DOH! Since this code worked for WLW I am going to guess there was a slight change.  In the stack we can see our settings is dying while getting the file name, the code “_content.Files.Filenames[0]” is our likely culprit.  It is possible that the code is being called before the file is being added by OLW.  By Replacing the default file name with “New File” it seems to be much happier.

So now we can add the

to the post as well as a with the whole solution. 

That gives us back all the functionality we had in Windows Live Writer. 

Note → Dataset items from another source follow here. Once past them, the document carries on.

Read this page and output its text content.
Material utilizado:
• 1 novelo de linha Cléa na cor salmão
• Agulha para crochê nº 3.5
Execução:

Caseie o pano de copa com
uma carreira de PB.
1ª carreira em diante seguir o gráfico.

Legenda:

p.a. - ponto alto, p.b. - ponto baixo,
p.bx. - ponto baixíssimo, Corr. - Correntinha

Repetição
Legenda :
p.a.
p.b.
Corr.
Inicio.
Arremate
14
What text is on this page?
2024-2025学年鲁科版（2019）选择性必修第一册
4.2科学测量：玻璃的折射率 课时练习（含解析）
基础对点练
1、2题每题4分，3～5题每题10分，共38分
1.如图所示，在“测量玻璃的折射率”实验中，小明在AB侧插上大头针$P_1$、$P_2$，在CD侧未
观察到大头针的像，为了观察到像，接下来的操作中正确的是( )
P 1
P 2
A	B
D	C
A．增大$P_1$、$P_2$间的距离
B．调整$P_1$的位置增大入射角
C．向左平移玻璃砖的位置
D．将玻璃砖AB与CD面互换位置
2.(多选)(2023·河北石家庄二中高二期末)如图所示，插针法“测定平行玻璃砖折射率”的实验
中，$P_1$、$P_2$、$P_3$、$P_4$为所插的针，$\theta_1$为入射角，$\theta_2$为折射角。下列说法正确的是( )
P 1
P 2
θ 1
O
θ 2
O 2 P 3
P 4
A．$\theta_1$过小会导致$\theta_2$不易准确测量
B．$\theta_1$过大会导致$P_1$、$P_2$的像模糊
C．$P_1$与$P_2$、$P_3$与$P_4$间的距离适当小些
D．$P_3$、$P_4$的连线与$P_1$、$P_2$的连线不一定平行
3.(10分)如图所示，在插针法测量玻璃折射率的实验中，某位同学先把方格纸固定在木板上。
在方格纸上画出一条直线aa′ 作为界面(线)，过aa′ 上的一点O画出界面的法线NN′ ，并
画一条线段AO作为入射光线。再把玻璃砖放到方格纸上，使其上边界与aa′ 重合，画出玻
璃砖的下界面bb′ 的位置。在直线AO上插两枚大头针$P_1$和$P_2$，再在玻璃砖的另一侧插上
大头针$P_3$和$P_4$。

The thing is I do not remember how the whole plugin works; it is simple code and that is not the issue.  It has been several years since I wrote this code and I did not document it at all.  Which is really a shame.  I suspect I may find some things I need to tweak with the plugin to accommodate some minor differences between WLW and OLW but at least I do not have to write a new Editing GUI for my blog engine.

By using the MetaBlogApi - in a project I started almost 10 years ago – I was able to abstract all of the content editing of a “CMS” out of my application and start using a different editor without changing any of the code in my blog engine.  Interfaces, abstraction and well designed APIs can help protect your software from the ravages of time and allow you to change entire components without impacting each other.  Adding a Plugin framework to your application (like WLW and OLW) allows other developers to extend your software in ways you may not have thought of or considered important. 

Happy coding!


Edit: Microsoft removed the windows live writer download at some point so I removed the dead link.